Кожа на ладошке касается его губ, теплого дыхания.
На секунду замираем. Я первый раз его так касаюсь спустя четыре года. И тут же одергиваю руку.
– Вся в маму? – Смотрю на него вопросительно. – Тоже любит задавать неудобные вопросы?
Вот так просто берет меня и в прошлое. Без предупреждения, без подготовки. Мои неудобные вопросы, как мне кажется, сближали нас тогда. Даже раскрывали что-то друг о друге.
– Достаточно просто надеть штаны, – говорю ему шепотом. – Пожалуйста. Она маленькая девочка. Ей пока рано это знать.
Что-то в моей фразе ему кажется смешным и даже двусмысленным, наверное, потому что Рома усмехается.
– Ладно, оденусь, с тебя тогда завтрак.
Разворачивается и идет к себе.
– Спасибо, – кидаю вдогонку и отворачиваюсь, чтобы не рассматривать его. Нечего на чужих мужчин глазеть.
Бергман, конечно, молодец. Елку пообещал, но когда, не сказал. В итоге мой ребенок до вечера просидел на подоконнике и ждал елку. А параллельно закидывал меня вопросами: “а когда”, “а большая”, “а можно украсить игрушками”, “а гирлянды будут”? К вечеру у меня уже голова от этого всего взрывалась.
Я бы скорее сама заказала, но раз он пообещал, не вмешиваюсь.
Я заканчиваю ужин, когда в окне наконец моргают фары, Рома возвращается с работы и я очень надеюсь, что так поздно, потому что он заехал за елкой.
– Ёма идет!
Маша спрыгивает с подоконника и стоит под дверями, ждет его. Я вытираю руки полотенцем. Выключаю плиту. Иду помогать с елкой.
Но Рома заходит в дом с пустыми руками. Ни елки, ни шариков, ни-че-го. От слова “совсем”.

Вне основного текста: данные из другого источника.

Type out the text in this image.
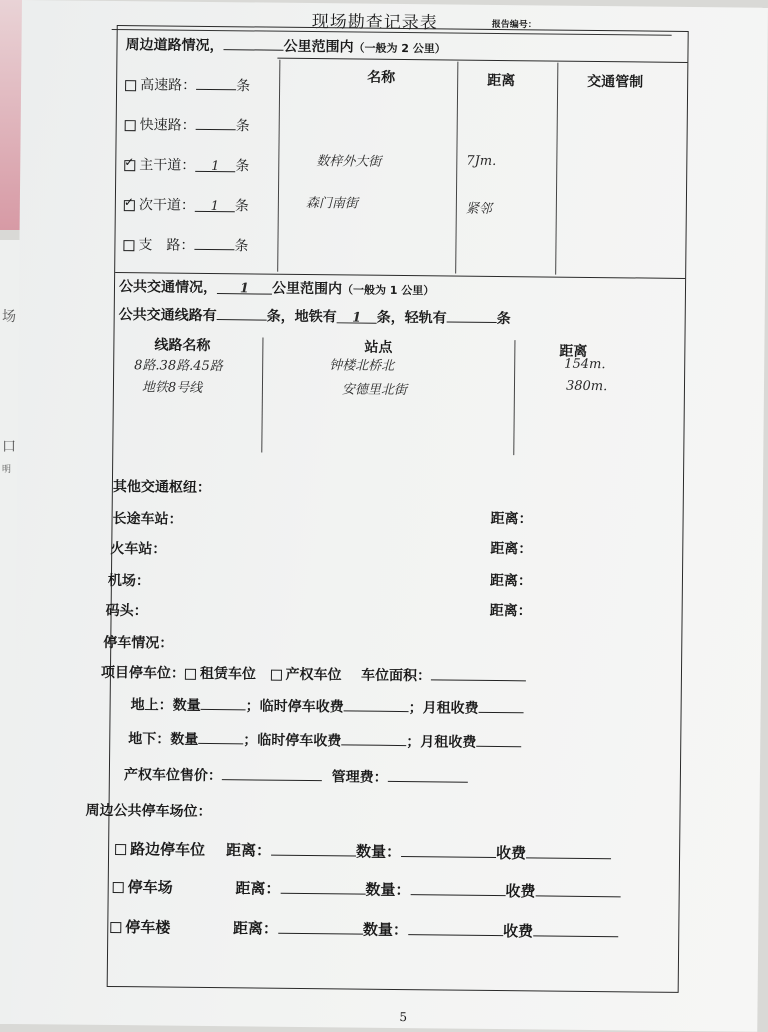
场
口
明
现场勘查记录表	报告编号：
周边道路情况，	公里范围内（一般为 2 公里）
名称	距离	交通管制
高速路：	条
快速路：	条
✓主干道： 1 条	数梓外大街	7Jm.
✓次干道： 1 条	森门南街	紧邻
支　路：	条
公共交通情况， 1 公里范围内（一般为 1 公里）
公共交通线路有	条，地铁有 1 条，轻轨有	条
线路名称	站点	距离
8路.38路.45路	钟楼北桥北	154m.
地铁8号线	安德里北街	380m.
其他交通枢纽：
长途车站：	距离：
火车站：	距离：
机场：	距离：
码头：	距离：
停车情况：
项目停车位： 租赁车位 产权车位 车位面积：
地上：数量	；临时停车收费	；月租收费
地下：数量	；临时停车收费	；月租收费
产权车位售价：	管理费：
周边公共停车场位：
路边停车位 距离：	数量：	收费
停车场	距离：	数量：	收费
停车楼	距离：	数量：	收费
5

Маша надувает губы, начинает часто дышать.
– Привет, – Рома здоровается с ней и раздевается.
Маша не истерит, смотрит на него, следит за каждым действием, трет руки одна о другую. Нервничает. Ждет…
Рома разувается, не замечает вообще, что у ребенка внутри творится. Или это такая шутка? Он может, конечно. Но уже не смешно, если у нее начнется истерика.
Весь где-то в своих мыслях, забирает свою сумку и делает шаг в сторону своего кабинета. Серьезно? Это все? Привет?
По нашему молчанию понимает, что не так что-то. Тормозит. То на Машу смотрит, то на меня.
– Что уже наделали? – кивает мне.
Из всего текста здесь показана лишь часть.